Authors: David Laundy (Diamond Light Source) , Kawal Sawhney (Diamond Light Source) , Vishal Dhamgaye (Raj Ramanna Centre for Advanced Technology)
Co-authored by industrial partner: No

Type: Journal Paper
Journal: Journal Of Synchrotron Radiation , VOL 24

State: Published (Approved)
Published: July 2017

Open Access Open Access

Abstract: X-ray mirrors are widely used at synchrotron radiation sources for focusing X-rays into focal spots of size less than 1 µm. The ability of the beamline optics to change the size of this spot over a range up to tens of micrometres can be an advantage for many experiments such as X-ray microprobe and X-ray diffraction from micrometre-scale crystals. It is a requirement that the beam size change should be reproducible and it is often essential that the change should be rapid, for example taking less than 1 s, in order to allow high data collection rates at modern X-ray sources. In order to provide a controlled broadening of the focused spot of an X-ray mirror, a series of refractive optical elements have been fabricated and installed immediately before the mirror.
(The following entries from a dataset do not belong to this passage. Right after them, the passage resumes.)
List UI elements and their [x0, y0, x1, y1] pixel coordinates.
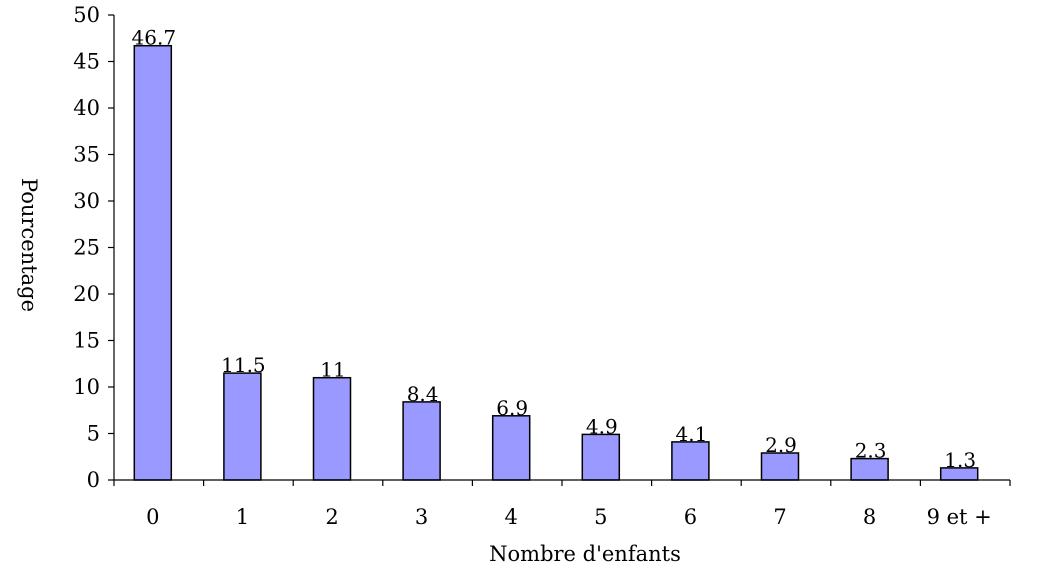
data-label-4: 6.9 — [496, 396, 528, 420]
bars-group — [133, 44, 979, 481]
data-label-0: 46.7 — [132, 26, 177, 50]
x-tick-label-1: 1 — [236, 505, 249, 529]
data-label-2: 11 — [320, 358, 345, 382]
y-axis-title: Pourcentage — [17, 178, 41, 312]
data-label-6: 4.1 — [675, 422, 707, 446]
bar-3 — [402, 401, 441, 481]
x-axis-title: Nombre d'enfants — [489, 542, 681, 566]
y-tick-label-3: 15 — [73, 329, 100, 353]
y-tick-label-8: 40 — [73, 96, 100, 120]
data-labels-group: 46.7 11.5 11 8.4 6.9 4.9 4.1 2.9 2.3 1.3 — [132, 26, 977, 472]
x-tick-label-2: 2 — [325, 505, 338, 529]
x-tick-label-3: 3 — [415, 505, 428, 529]
bar-5 — [581, 433, 621, 481]
y-tick-label-9: 45 — [73, 50, 100, 74]
bar-7 — [760, 452, 800, 481]
x-tick-label-5: 5 — [594, 505, 607, 529]
data-label-9: 1.3 — [944, 448, 976, 472]
y-tick-label-7: 35 — [73, 143, 100, 167]
y-tick-label-0: 0 — [87, 468, 100, 492]
x-tick-label-6: 6 — [684, 505, 697, 529]
x-ticks-group: 0 1 2 3 4 5 6 7 8 9 et + — [113, 480, 1011, 529]
y-tick-label-6: 30 — [73, 189, 100, 213]
y-ticks-group: 0 5 10 15 20 25 30 35 40 45 50 — [73, 3, 114, 492]
data-label-8: 2.3 — [855, 439, 887, 463]
y-tick-label-4: 20 — [73, 282, 100, 306]
x-tick-label-4: 4 — [505, 505, 518, 529]
bar-0 — [133, 44, 173, 481]
bar-2 — [312, 376, 352, 481]
y-tick-label-5: 25 — [73, 236, 100, 260]
data-label-5: 4.9 — [586, 414, 618, 438]
data-label-3: 8.4 — [407, 382, 439, 406]
bar-4 — [491, 415, 531, 481]
data-label-1: 11.5 — [221, 353, 266, 377]
x-tick-label-8: 8 — [863, 505, 876, 529]
x-tick-label-0: 0 — [146, 505, 159, 529]
y-tick-label-2: 10 — [73, 375, 100, 399]
bar-1 — [223, 372, 262, 481]
y-tick-label-1: 5 — [87, 422, 100, 446]
x-tick-label-9: 9 et + — [927, 505, 992, 529]
data-label-7: 2.9 — [765, 433, 797, 457]
y-tick-label-10: 50 — [73, 3, 100, 27]
bar-6 — [671, 441, 710, 481]
x-tick-label-7: 7 — [773, 505, 786, 529]
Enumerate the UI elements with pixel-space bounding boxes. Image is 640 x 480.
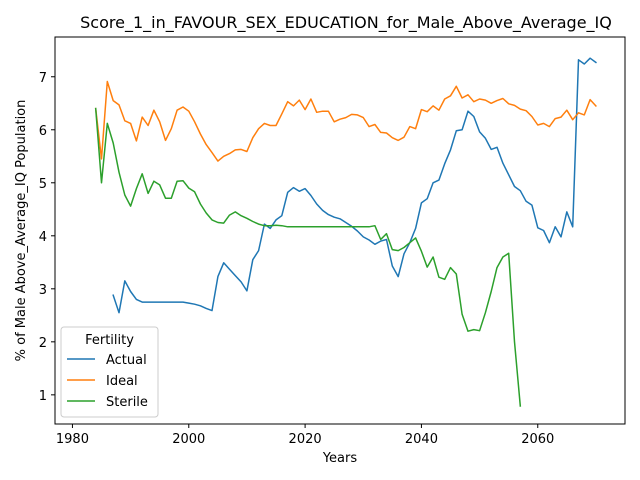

By translation, a new refractive element is moved into the X-ray beam allowing a variation in the size of the focal spot in the focusing direction. Measurements using a set of prefabricated refractive structures with a test mirror showed that the focused beam size could be varied from less than 1 µm to over 10 µm for X-rays in the energy range 10–20 keV. As the optics is in-line with the X-ray beam, there is no effect on the centroid position of the focus. Accurate positioning of the refractive optics ensures reproducibility in the focused beam profile and no additional re-alignment of the optics is required.